- Born: Jane W. Davidson

Academic work
- Institutions: The University of Melbourne
- Main interests: Music psychology
- Website: http://vca-mcm.unimelb.edu.au/staff/janedavidson

= Jane W. Davidson =

Jane Davidson is Professor of Creative and Performing Arts (Music) at The University of Melbourne and deputy director of the Australian Research Council's Centre of Excellence for the History of Emotions.

== Early life ==
She began her academic career in 1991, initially as a postdoctoral research fellow at Keele University, Staffordshire, then as lecturer in music at City University, London. From 1995 to 2006 she worked through the ranks from lecturer to full professor at the University of Sheffield. In the UK, she also taught on a sessional basis at the Guildhall School of Music and Drama in London. She moved to Australia as the inaugural Callaway/Tunley Chair of Music at the University of Western Australia (UWA) and worked there from 2006 to 2013.

== Later career ==
Davidson has a number of study interests: artistic development, arts and health, performance practices, emotion and expression in performance, and vocal studies. She has published extensively, researching in the disciplines of music psychology and education, and works in the history of emotions. She has been the successful recipient of research grants internationally, and is a frequent reviewer for academic funding bodies and publishers.

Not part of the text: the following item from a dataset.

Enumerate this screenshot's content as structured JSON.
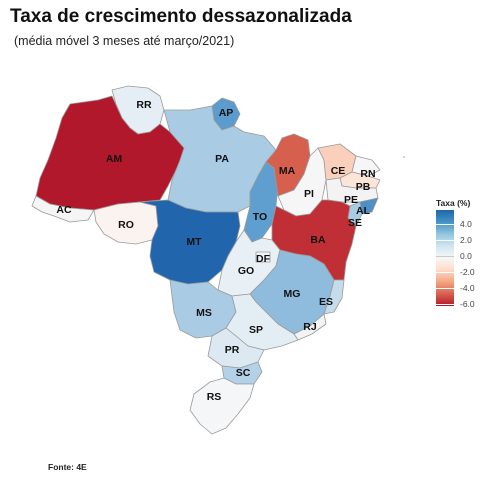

She was Editor of Psychology of Music (1997–2001); Vice-president of the European Society for the Cognitive Sciences of Music (2003–2006); and President of the Musicological Society of Australia (2010 and 2011). She also completed service working as a member of the Research Evaluation Committee for Excellence in Research in Australia (ERA) for both the trial evaluation in 2009 and main assessment in 2012.

As a practitioner, she has worked as an opera singer and music theatre director. She continued her practical work in voice at UWA, coordinating the voice department and offering a range of repertoire classes and staged productions. She currently supervises postgraduate singers, alongside a range of performers, teachers, and scholars in the fields of music psychology and musicology.

She was elected a Fellow of the Australian Academy of the Humanities in 2021.